Universität Salzburg

Do musical forms migrate? – Aspects of the popularization and distribution of the small rounded two/three-part form in Europe of the 18th century

The idea that the Viennese classical style (Vcc) is influenced by a Volkston [folk tone] is closely connected with the small rounded two/three-part form (srttpf) for which Mozart's “Komm lieber Mai”, Beethoven's “Freude schöner Götterfunken” and the children’s song “Hänschen klein” serve as paradigms: the form consists of four sections (with a central caesura), of which the second and fourth sections are authentic or varied repetitions of the first section (as a whole or in part), while the third section is different. Both parts or only one part on one side of the caesura can be repeated (sometimes accurately indicated by means of a repeat sign, sometimes undetermined if the double bar indicates the caesura, for instance). In music theory, this or related forms have been called 'rounded binary' or 'small ternary'.
While the close relationship between the 'folk tone' of the Vcc and the preference for the srttpf is known, it has been neglected so far that a similar preference for this form can be observed in the popular song and dance collections and ballad operas that were published in London between 1710 and 1765. Against this background the question arises: Is the preference for the srttpf in the context of popular music at two different times and in two different places, 1400 km apart, a mere coincidence? This paper reconstructs the relationship between the London and the Viennese corpora regarding form preferences. It presents a selection of the results of the research project „Historiography of musical form through mir“ (http://historiography-of-musical-form-through-mir.sbg.ac.at/).

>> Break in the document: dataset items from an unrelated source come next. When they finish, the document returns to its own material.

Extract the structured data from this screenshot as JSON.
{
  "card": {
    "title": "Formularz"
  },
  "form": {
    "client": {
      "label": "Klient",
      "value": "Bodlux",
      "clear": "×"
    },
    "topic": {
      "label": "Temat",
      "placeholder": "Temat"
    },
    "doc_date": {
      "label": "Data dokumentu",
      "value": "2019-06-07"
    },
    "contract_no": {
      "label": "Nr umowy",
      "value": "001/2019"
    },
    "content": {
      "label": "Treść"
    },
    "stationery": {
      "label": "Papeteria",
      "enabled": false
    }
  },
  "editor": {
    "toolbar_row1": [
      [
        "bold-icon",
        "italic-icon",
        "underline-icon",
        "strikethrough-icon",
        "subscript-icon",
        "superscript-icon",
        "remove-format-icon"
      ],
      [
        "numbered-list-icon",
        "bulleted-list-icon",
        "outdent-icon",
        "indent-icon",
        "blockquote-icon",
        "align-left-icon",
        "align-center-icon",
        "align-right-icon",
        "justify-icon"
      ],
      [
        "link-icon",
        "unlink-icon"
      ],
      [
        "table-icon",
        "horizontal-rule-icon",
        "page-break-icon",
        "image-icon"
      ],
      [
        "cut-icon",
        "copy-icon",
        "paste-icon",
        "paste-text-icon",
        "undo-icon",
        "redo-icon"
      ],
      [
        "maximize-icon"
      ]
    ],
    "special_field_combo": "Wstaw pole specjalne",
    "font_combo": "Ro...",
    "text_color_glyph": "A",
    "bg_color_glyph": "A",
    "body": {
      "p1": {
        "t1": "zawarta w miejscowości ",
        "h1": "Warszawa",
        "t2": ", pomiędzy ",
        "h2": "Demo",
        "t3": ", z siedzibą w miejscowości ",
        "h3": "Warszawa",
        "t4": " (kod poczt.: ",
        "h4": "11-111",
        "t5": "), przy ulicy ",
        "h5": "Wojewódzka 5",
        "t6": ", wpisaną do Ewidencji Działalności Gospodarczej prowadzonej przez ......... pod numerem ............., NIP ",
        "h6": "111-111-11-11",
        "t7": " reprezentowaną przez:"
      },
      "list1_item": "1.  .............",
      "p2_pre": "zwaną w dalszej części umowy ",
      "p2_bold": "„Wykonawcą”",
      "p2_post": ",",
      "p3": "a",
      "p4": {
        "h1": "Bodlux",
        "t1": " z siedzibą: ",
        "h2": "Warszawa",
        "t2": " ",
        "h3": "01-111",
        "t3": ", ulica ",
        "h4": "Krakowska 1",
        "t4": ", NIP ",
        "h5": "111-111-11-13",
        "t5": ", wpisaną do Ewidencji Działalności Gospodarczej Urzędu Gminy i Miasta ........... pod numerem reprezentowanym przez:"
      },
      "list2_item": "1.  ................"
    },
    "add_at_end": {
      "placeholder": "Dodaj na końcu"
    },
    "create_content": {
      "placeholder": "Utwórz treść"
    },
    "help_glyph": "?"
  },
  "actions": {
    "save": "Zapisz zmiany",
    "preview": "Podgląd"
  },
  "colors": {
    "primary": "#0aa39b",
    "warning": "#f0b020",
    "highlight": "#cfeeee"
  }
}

Conference Photo Nicholas Hunter.jpg

Beate Kutschke, Wissenschaftliche Mitarbeiterin at the University of Salzburg, approaches music history from a culturologically-oriented perspective. In addition to other research topics such as ‘music and protest’, ‘music and heroism’ and ‘music as a sign system’, she currently leads a research project at the University Salzburg that reconstructs the popularization and distribution of the small rounded two/three-part form in Europe of the 18th century by means of computer-assisted music-analysis. The project’s findings will be published in her fourth monograph.